Monster Resurrection
An Archaeology of Calculating Machines
David Link



Shows:

Yamaguchi Center for Arts and Media YCAM, Yamaguchi, Japan, 6th July – 29th Sep 2013
"Infosphere", ZKM, Karlsruhe, 4 Dec 2015 – 31 Jan 2016




Christopher P. Burton

John Harper

Tony Sale

Doron Swade


Outdated machines are like monsters whose insides nobody understands any more – incomprehensible and scary. Once they’ve gone down it requires a joint effort of intellect and the art of engineering to bring them back to life again.

"Monster Resurrection", a video installation by the artist and theorist David Link, portrays four British engineers and curators who practiced media archaeology long before the humanities discovered the theme. Christopher P. Burton, John Harper, Tony Sale and Doron Swade worked intensively over many years on reconstructing four machines, which represent some of the milestones in the history of computing. The interviews recount the reconstruction of the "Difference Engine No. 2", which was developed by Charles Baggabe in the middle of the 19th century and the "Manchester Baby", the world’s first computer that was developed in Manchester in 1948. The engineers also report on the reconstruction of the "Turing Bombe" and "Colossus", two machines that were developed during the Second World War in top secrecy at Bletchley Park in England, where scientists like Alan Turing succeeded in cracking the German armed forces' encoding.

As the apparatuses had been destroyed or never finished they had to be reconstructed from scratch using original plans and photographs. Media archaeology projects like this are essential because a reliable history of these machines and the algorithms carried out on them can only be written on this basis.

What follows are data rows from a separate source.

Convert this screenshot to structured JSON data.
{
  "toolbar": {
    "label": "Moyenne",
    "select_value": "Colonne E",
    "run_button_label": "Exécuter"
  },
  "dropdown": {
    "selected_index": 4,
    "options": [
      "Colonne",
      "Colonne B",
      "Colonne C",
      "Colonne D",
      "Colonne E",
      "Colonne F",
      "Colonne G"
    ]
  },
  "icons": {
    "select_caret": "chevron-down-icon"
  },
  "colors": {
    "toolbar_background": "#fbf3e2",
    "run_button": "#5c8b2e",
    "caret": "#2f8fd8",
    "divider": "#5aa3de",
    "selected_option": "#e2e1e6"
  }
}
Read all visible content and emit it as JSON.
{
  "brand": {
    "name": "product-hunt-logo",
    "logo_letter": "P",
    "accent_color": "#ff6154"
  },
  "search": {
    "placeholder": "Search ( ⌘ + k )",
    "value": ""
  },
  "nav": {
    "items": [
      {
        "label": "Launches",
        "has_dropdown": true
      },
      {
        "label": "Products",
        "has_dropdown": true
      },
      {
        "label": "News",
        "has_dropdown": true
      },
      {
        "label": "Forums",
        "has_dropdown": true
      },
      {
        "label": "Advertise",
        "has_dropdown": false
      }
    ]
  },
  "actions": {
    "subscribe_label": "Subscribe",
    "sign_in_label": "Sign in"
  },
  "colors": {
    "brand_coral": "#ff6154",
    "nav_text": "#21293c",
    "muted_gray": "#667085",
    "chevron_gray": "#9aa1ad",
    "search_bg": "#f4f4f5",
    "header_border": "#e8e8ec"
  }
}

The collection of interviews in "Monster Resurrection" follows the team leaders of these four projects, their careers, the emergence of their interest in old apparatuses and the completion of the reconstruction project in detail. What were the factors that made it possible to achieve authenticity? And how were those machine parts identified where this was not possible? The interviews are supplemented by demonstrations of the four replicas, which provide an insight into how they work.